Dans sa forme actuelle, le projet de loi prévoit que ce sera le président de la République qui devra nommer le directeur après avoir reçu les recommandations du Premier ministre. Des consultations sont certes prévues avec le leader de l’opposition, mais c’est le chef du gouvernement qui aura le dernier mot dans le choix du titulaire du poste. Ce qui signifie que les consultations avec l’opposition seront essentiellement sans impact.
Paul Bérenger a soulevé cette préoccupation lors de son intervention dans le cadre des débats le vendredi 15 décembre 2023. Il a axé une partie significative de son discours sur le processus de nomination et sur l’importance de développer une pratique plus conforme aux normes de bonne gouvernance.
Le leader du Mouvement Militant Mauricien (MMM) a proposé, en premier lieu, que le directeur de la FCC soit nommé par la Judicial and Legal Service Commission. En deuxième lieu, il a suggéré d’adopter le modèle sud-africain, où un « public protector » est nommé par les parlementaires et jouit de pouvoirs constitutionnels.
Ces propositions lancent une réflexion approfondie sur les modèles de nomination qui sont les plus susceptibles d’inspirer confiance au public. La question fondamentale est de savoir comment assurer une nomination impartiale, transparente et basée sur le mérite, tout en préservant l’indépendance nécessaire à l’exercice des fonctions de la FCC.
Privy Council
Sensible aux enjeux liés au besoin d’impartialité du directeur de la FCC, Parvez Dookhy, expert dans la Constitution mauricienne, propose une solution qui va au-delà des suggestions faites jusqu’ici. Il suggère que ce soit le Privy Council qui se charge de superviser rigoureusement l’exercice de nomination du directeur. Raison : « il représente véritablement la plus haute instance judiciaire de Maurice, étant le dernier recours légal pour tous les citoyens mauriciens, avec des décisions contraignantes. »
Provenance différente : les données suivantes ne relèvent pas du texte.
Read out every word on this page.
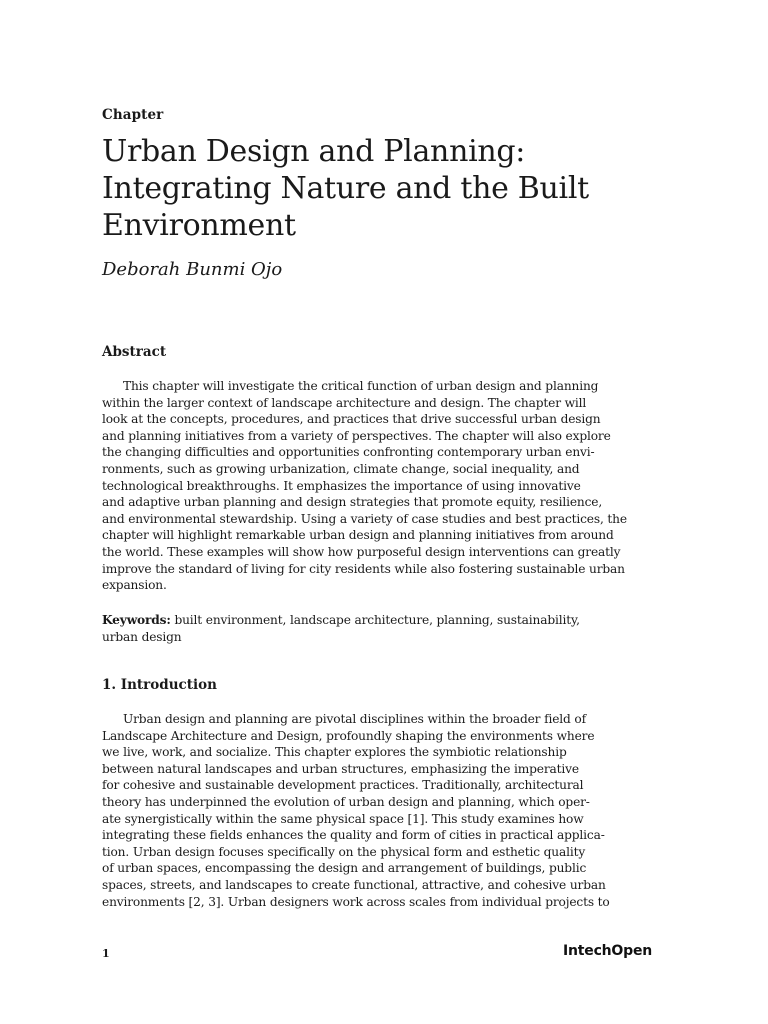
Chapter
Urban Design and Planning:
Integrating Nature and the Built
Environment
Deborah Bunmi Ojo
Abstract
This chapter will investigate the critical function of urban design and planning
within the larger context of landscape architecture and design. The chapter will
look at the concepts, procedures, and practices that drive successful urban design
and planning initiatives from a variety of perspectives. The chapter will also explore
the changing difficulties and opportunities confronting contemporary urban envi-
ronments, such as growing urbanization, climate change, social inequality, and
technological breakthroughs. It emphasizes the importance of using innovative
and adaptive urban planning and design strategies that promote equity, resilience,
and environmental stewardship. Using a variety of case studies and best practices, the
chapter will highlight remarkable urban design and planning initiatives from around
the world. These examples will show how purposeful design interventions can greatly
improve the standard of living for city residents while also fostering sustainable urban
expansion.
Keywords: built environment, landscape architecture, planning, sustainability,
urban design
1. Introduction
Urban design and planning are pivotal disciplines within the broader field of
Landscape Architecture and Design, profoundly shaping the environments where
we live, work, and socialize. This chapter explores the symbiotic relationship
between natural landscapes and urban structures, emphasizing the imperative
for cohesive and sustainable development practices. Traditionally, architectural
theory has underpinned the evolution of urban design and planning, which oper-
ate synergistically within the same physical space [1]. This study examines how
integrating these fields enhances the quality and form of cities in practical applica-
tion. Urban design focuses specifically on the physical form and esthetic quality
of urban spaces, encompassing the design and arrangement of buildings, public
spaces, streets, and landscapes to create functional, attractive, and cohesive urban
environments [2, 3]. Urban designers work across scales from individual projects to
1	IntechOpen
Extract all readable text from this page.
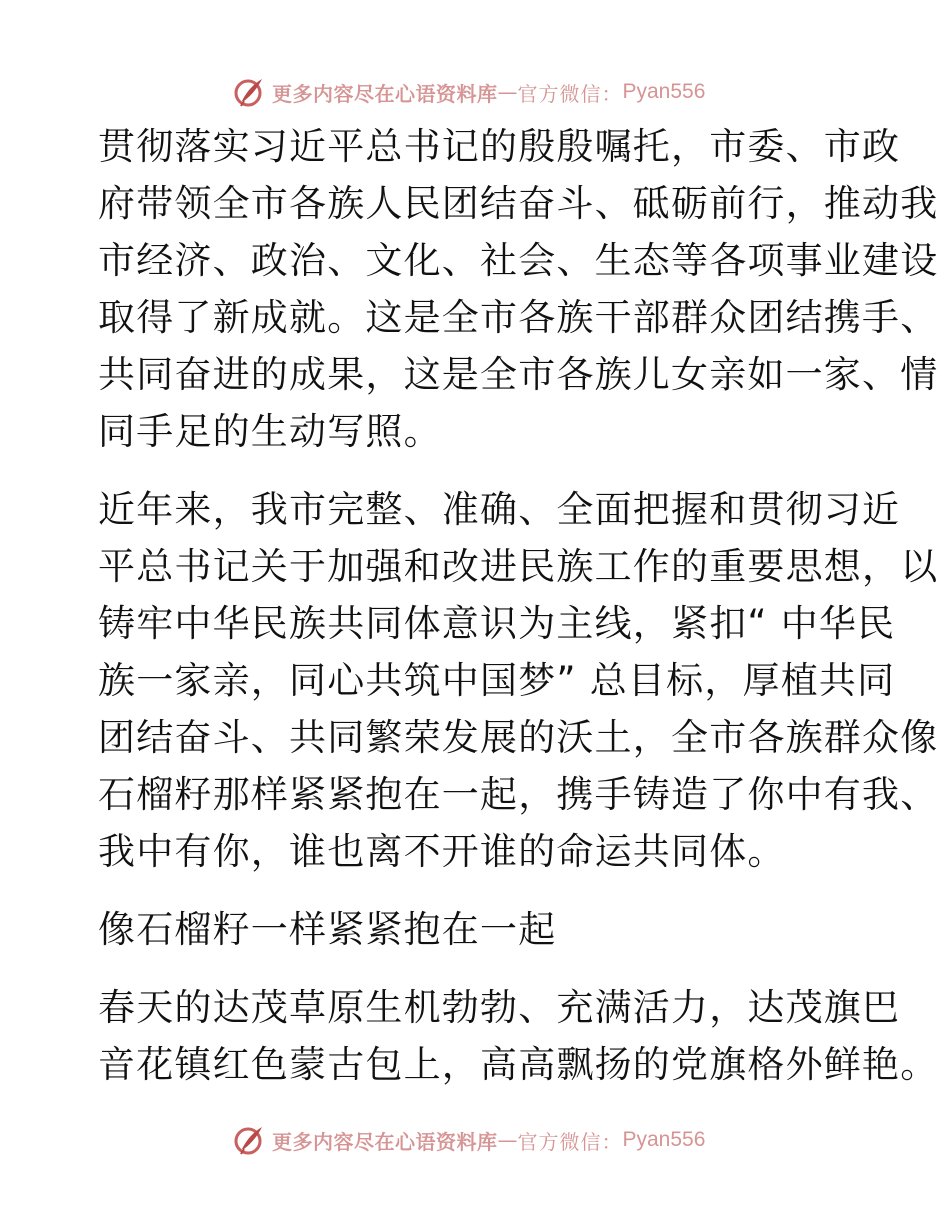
更多内容尽在心语资料库 — 官方微信： Pyan556

贯彻落实习近平总书记的殷殷嘱托，市委、市政
府带领全市各族人民团结奋斗、砥砺前行，推动我
市经济、政治、文化、社会、生态等各项事业建设
取得了新成就。这是全市各族干部群众团结携手、
共同奋进的成果，这是全市各族儿女亲如一家、情
同手足的生动写照。

近年来，我市完整、准确、全面把握和贯彻习近
平总书记关于加强和改进民族工作的重要思想，以
铸牢中华民族共同体意识为主线，紧扣“ 中华民
族一家亲，同心共筑中国梦” 总目标，厚植共同
团结奋斗、共同繁荣发展的沃土，全市各族群众像
石榴籽那样紧紧抱在一起，携手铸造了你中有我、
我中有你，谁也离不开谁的命运共同体。

像石榴籽一样紧紧抱在一起

春天的达茂草原生机勃勃、充满活力，达茂旗巴
音花镇红色蒙古包上，高高飘扬的党旗格外鲜艳。

更多内容尽在心语资料库 — 官方微信： Pyan556
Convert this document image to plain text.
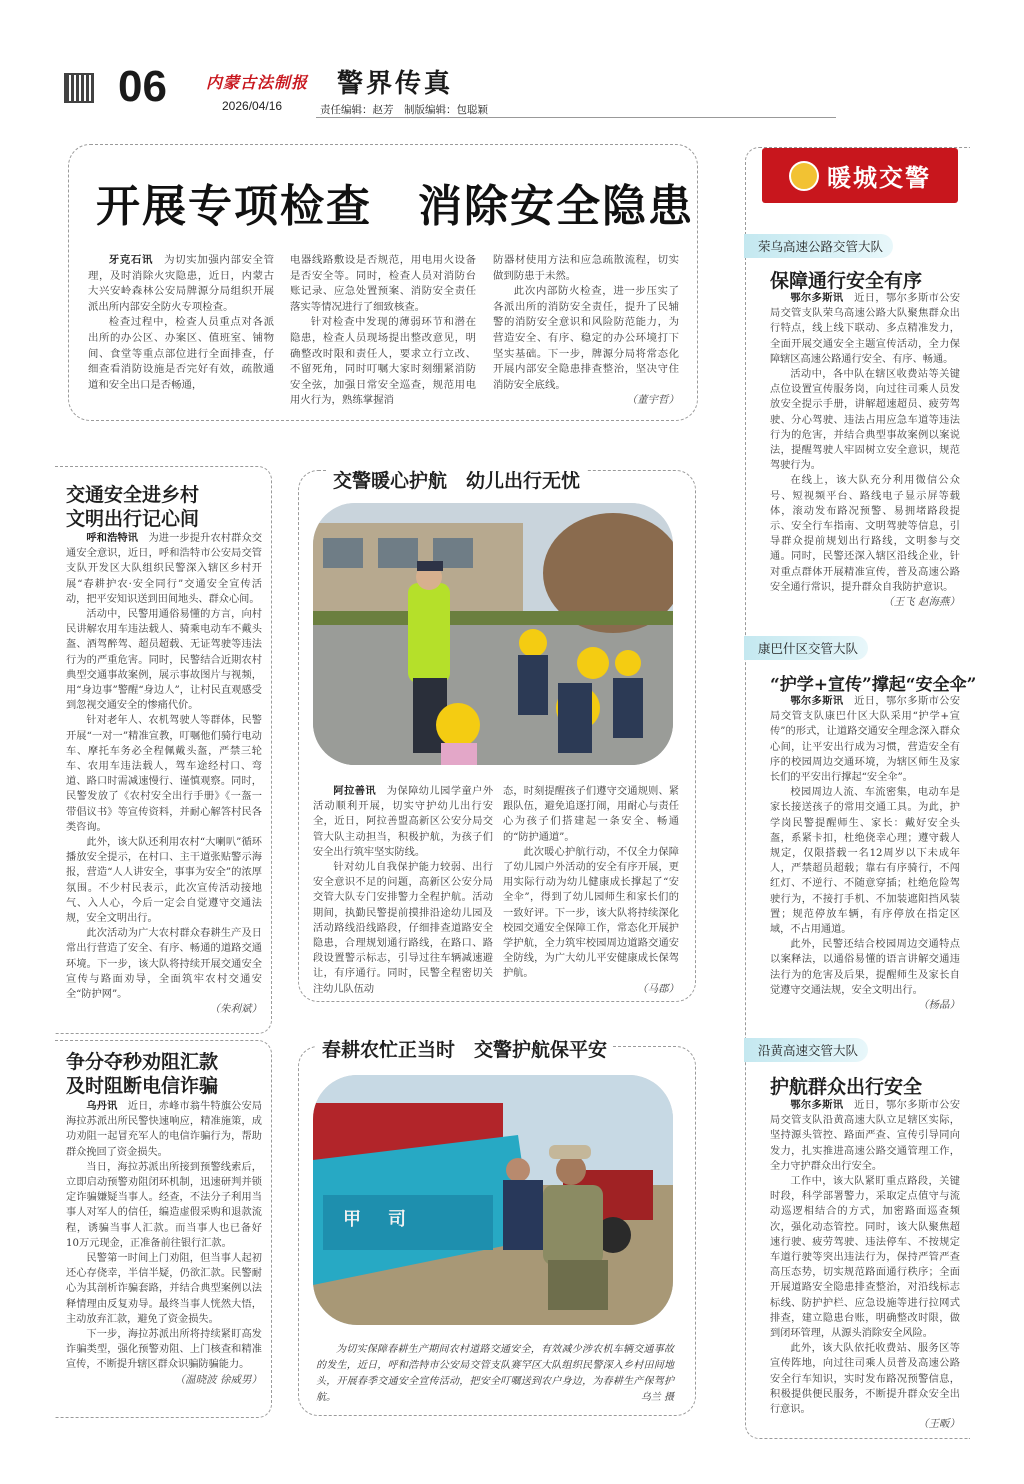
06 内蒙古法制报
2026/04/16
警界传真
责任编辑：赵芳　制版编辑：包聪颖
开展专项检查　消除安全隐患

牙克石讯　 为切实加强内部安全管理，及时消除火灾隐患，近日，内蒙古大兴安岭森林公安局牌源分局组织开展派出所内部安全防火专项检查。

检查过程中，检查人员重点对各派出所的办公区、办案区、值班室、铺物间、食堂等重点部位进行全面排查，仔细查看消防设施是否完好有效，疏散通道和安全出口是否畅通，

电器线路敷设是否规范，用电用火设备是否安全等。同时，检查人员对消防台账记录、应急处置预案、消防安全责任落实等情况进行了细致核查。

针对检查中发现的薄弱环节和潜在隐患，检查人员现场提出整改意见，明确整改时限和责任人，要求立行立改、不留死角，同时叮嘱大家时刻绷紧消防安全弦，加强日常安全巡查，规范用电用火行为，熟练掌握消

防器材使用方法和应急疏散流程，切实做到防患于未然。

此次内部防火检查，进一步压实了各派出所的消防安全责任，提升了民辅警的消防安全意识和风险防范能力，为营造安全、有序、稳定的办公环境打下坚实基础。下一步，牌源分局将常态化开展内部安全隐患排查整治，坚决守住消防安全底线。

（董宇哲）
交通安全进乡村
文明出行记心间

呼和浩特讯　 为进一步提升农村群众交通安全意识，近日，呼和浩特市公安局交管支队开发区大队组织民警深入辖区乡村开展“春耕护农·安全同行”交通安全宣传活动，把平安知识送到田间地头、群众心间。

活动中，民警用通俗易懂的方言，向村民讲解农用车违法载人、骑乘电动车不戴头盔、酒驾醉驾、超员超载、无证驾驶等违法行为的严重危害。同时，民警结合近期农村典型交通事故案例，展示事故图片与视频，用“身边事”警醒“身边人”，让村民直观感受到忽视交通安全的惨痛代价。

针对老年人、农机驾驶人等群体，民警开展“一对一”精准宣教，叮嘱他们骑行电动车、摩托车务必全程佩戴头盔，严禁三轮车、农用车违法载人，驾车途经村口、弯道、路口时需减速慢行、谨慎观察。同时，民警发放了《农村安全出行手册》《一盔一带倡议书》等宣传资料，并耐心解答村民各类咨询。

此外，该大队还利用农村“大喇叭”循环播放安全提示，在村口、主干道张贴警示海报，营造“人人讲安全，事事为安全”的浓厚氛围。不少村民表示，此次宣传活动接地气、入人心，今后一定会自觉遵守交通法规，安全文明出行。

此次活动为广大农村群众春耕生产及日常出行营造了安全、有序、畅通的道路交通环境。下一步，该大队将持续开展交通安全宣传与路面劝导，全面筑牢农村交通安全“防护网”。

（朱利斌）
争分夺秒劝阻汇款
及时阻断电信诈骗

乌丹讯　 近日，赤峰市翁牛特旗公安局海拉苏派出所民警快速响应，精准施策，成功劝阻一起冒充军人的电信诈骗行为，帮助群众挽回了资金损失。

当日，海拉苏派出所接到预警线索后，立即启动预警劝阻闭环机制，迅速研判并锁定诈骗嫌疑当事人。经查，不法分子利用当事人对军人的信任，编造虚假采购和退款流程，诱骗当事人汇款。而当事人也已备好10万元现金，正准备前往银行汇款。

民警第一时间上门劝阻，但当事人起初还心存侥幸，半信半疑，仍欲汇款。民警耐心为其剖析诈骗套路，并结合典型案例以法释情理由反复劝导。最终当事人恍然大悟，主动放弃汇款，避免了资金损失。

下一步，海拉苏派出所将持续紧盯高发诈骗类型，强化预警劝阻、上门核查和精准宣传，不断提升辖区群众识骗防骗能力。

（温晓波 徐威男）
交警暖心护航　幼儿出行无忧

阿拉善讯　 为保障幼儿园学童户外活动顺利开展，切实守护幼儿出行安全，近日，阿拉善盟高新区公安分局交管大队主动担当，积极护航，为孩子们安全出行筑牢坚实防线。

针对幼儿自我保护能力较弱、出行安全意识不足的问题，高新区公安分局交管大队专门安排警力全程护航。活动期间，执勤民警提前摸排沿途幼儿园及活动路线沿线路段，仔细排查道路安全隐患，合理规划通行路线，在路口、路段设置警示标志，引导过往车辆减速避让，有序通行。同时，民警全程密切关注幼儿队伍动

态，时刻提醒孩子们遵守交通规则、紧跟队伍，避免追逐打闹，用耐心与责任心为孩子们搭建起一条安全、畅通的“防护通道”。

此次暖心护航行动，不仅全力保障了幼儿园户外活动的安全有序开展，更用实际行动为幼儿健康成长撑起了“安全伞”，得到了幼儿园师生和家长们的一致好评。下一步，该大队将持续深化校园交通安全保障工作，常态化开展护学护航，全力筑牢校园周边道路交通安全防线，为广大幼儿平安健康成长保驾护航。

（马郡）
春耕农忙正当时　交警护航保平安
甲 司
为切实保障春耕生产期间农村道路交通安全，有效减少涉农机车辆交通事故的发生，近日，呼和浩特市公安局交管支队赛罕区大队组织民警深入乡村田间地头，开展春季交通安全宣传活动，把安全叮嘱送到农户身边，为春耕生产保驾护航。	乌兰 摄
暖城交警
荣乌高速公路交管大队
保障通行安全有序

鄂尔多斯讯　 近日，鄂尔多斯市公安局交管支队荣乌高速公路大队聚焦群众出行特点，线上线下联动、多点精准发力，全面开展交通安全主题宣传活动，全力保障辖区高速公路通行安全、有序、畅通。

活动中，各中队在辖区收费站等关键点位设置宣传服务岗，向过往司乘人员发放安全提示手册，讲解超速超员、疲劳驾驶、分心驾驶、违法占用应急车道等违法行为的危害，并结合典型事故案例以案说法，提醒驾驶人牢固树立安全意识，规范驾驶行为。

在线上，该大队充分利用微信公众号、短视频平台、路线电子显示屏等载体，滚动发布路况预警、易拥堵路段提示、安全行车指南、文明驾驶等信息，引导群众提前规划出行路线，文明参与交通。同时，民警还深入辖区沿线企业，针对重点群体开展精准宣传，普及高速公路安全通行常识，提升群众自我防护意识。

（王飞 赵海燕）
康巴什区交管大队
“护学+宣传”撑起“安全伞”

鄂尔多斯讯　 近日，鄂尔多斯市公安局交管支队康巴什区大队采用“护学+宣传”的形式，让道路交通安全理念深入群众心间，让平安出行成为习惯，营造安全有序的校园周边交通环境，为辖区师生及家长们的平安出行撑起“安全伞”。

校园周边人流、车流密集，电动车是家长接送孩子的常用交通工具。为此，护学岗民警提醒师生、家长：戴好安全头盔，系紧卡扣，杜绝侥幸心理；遵守载人规定，仅限搭载一名12周岁以下未成年人，严禁超员超载；靠右有序骑行，不闯红灯、不逆行、不随意穿插；杜绝危险驾驶行为，不接打手机、不加装遮阳挡风装置；规范停放车辆，有序停放在指定区域，不占用通道。

此外，民警还结合校园周边交通特点以案释法，以通俗易懂的语言讲解交通违法行为的危害及后果，提醒师生及家长自觉遵守交通法规，安全文明出行。

（杨晶）
沿黄高速交管大队
护航群众出行安全

鄂尔多斯讯　 近日，鄂尔多斯市公安局交管支队沿黄高速大队立足辖区实际，坚持源头管控、路面严查、宣传引导同向发力，扎实推进高速公路交通管理工作，全力守护群众出行安全。

工作中，该大队紧盯重点路段，关键时段，科学部署警力，采取定点值守与流动巡逻相结合的方式，加密路面巡查频次，强化动态管控。同时，该大队聚焦超速行驶、疲劳驾驶、违法停车、不按规定车道行驶等突出违法行为，保持严管严查高压态势，切实规范路面通行秩序；全面开展道路安全隐患排查整治，对沿线标志标线、防护护栏、应急设施等进行拉网式排查，建立隐患台账，明确整改时限，做到闭环管理，从源头消除安全风险。

此外，该大队依托收费站、服务区等宣传阵地，向过往司乘人员普及高速公路安全行车知识，实时发布路况预警信息，积极提供便民服务，不断提升群众安全出行意识。

（王畈）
Parvez Dookhy est convaincu que cette instance judiciaire serait le mécanisme idéal pour garantir une impartialité totale dans le jugement, éliminant tout soupçon de parti pris politique. « En plaçant la nomination du directeur de la FCC entre les mains d’une entité indépendante telle que le Privy Council, cela assurera une évaluation objective des candidats, basée uniquement sur le mérite et les qualifications, sans aucune influence politique », dit-il.
Contrat non-renouvelable
Parvez Dookhy soulève une autre préoccupation légitime. Elle concerne la nature du contrat du directeur de la FCC ; il sera renouvelable. C’est un aspect qui, selon lui, compromettra sérieusement l’indépendance du titulaire de ce poste crucial. « Sachant que son contrat est sujet à un renouvellement, il pourrait se sentir incité à ménager les sensibilités du gouvernement en place pour assurer sa reconduction », soutient l’avocat.
Pour y remédier, il propose d’étendre la durée du contrat à, par exemple, six ans, tout en excluant la possibilité d’un renouvellement. Cette proposition, selon Parvez Dookhy, vise à offrir au directeur la stabilité nécessaire pour exercer ses fonctions en toute indépendance, sans être influencé par la perspective d’un renouvellement de contrat.
En plaidant pour un contrat non renouvelable, Parvez Dookhy espère instaurer un cadre qui permettra au directeur de la FCC de se consacrer pleinement à ses responsabilités sans craindre de pressions politiques. « Cette proposition, si elle est adoptée, pourrait contribuer à renforcer la confiance du public dans l’intégrité et l’impartialité de la FCC, tout en assurant que le directeur puisse exercer ses fonctions sans craindre des implications politiques », dit-il.
L’ancien juge Vinod Boolell, qui fait aussi partie de ceux qui appellent à une réforme du processus de nomination du directeur de la FCC, propose de confier cette responsabilité à la Judicial and Legal Service Commission. Il fait ressortir que cette dernière a fait preuve d’une crédibilité et d’une rigueur sans failles lors de précédentes nominations, notamment pour les postes de chef juge et de DPP.
« Les choix faits par cette commission n’ont jamais donné lieu à des controverses. Cela démontre sa crédibilité et son sérieux », dit-il. Il estime aussi que si le Premier ministre conserve le pouvoir de décider du renouvellement du contrat, le directeur sera inévitablement perçu comme étant proche du chef du gouvernement, ce qui pourrait compromettre son impartialité.
Pour l’historien et observateur politique Jocelyn Chan Low, la clé de l’efficacité et de l’intégrité du directeur d’une institution telle que la FCC réside dans son indépendance constitutionnelle. Selon lui, cette mesure est essentielle pour accorder au directeur toute la latitude nécessaire et le mettre à l’abri des pressions politiques potentielles de la part d’un gouvernement.
Jocelyn Chan Low recommande que le poste de directeur général de la FCC soit érigé en un poste constitutionnel. Une mesure cruciale, à ses yeux, car cela garantirait au directeur une indépendance totale dans l’exercice de ses fonctions. « Lorsqu’il entreprendra ses enquêtes, il devra être libre de travailler en toute indépendance. C’est uniquement en étant protégé constitutionnellement que cela permettra à un directeur d’une telle institution d’être impartial », conclut-il.
Quatre membres du GM pour clore les débats
La clôture des débats autour du FCC Bill se fera par quatre membres du gouvernement. C’est la ministre de l’Éducation, Leela Devi Dookun-Luchoomun, qui ouvrira les discussions mardi. Le ministre du Transport, Alan Ganoo, prendra ensuite la relève, suivi de l’Attorney General Maneesh Gobin. Finalement, le Premier ministre, Pravind Jugnauth, conclura les délibérations.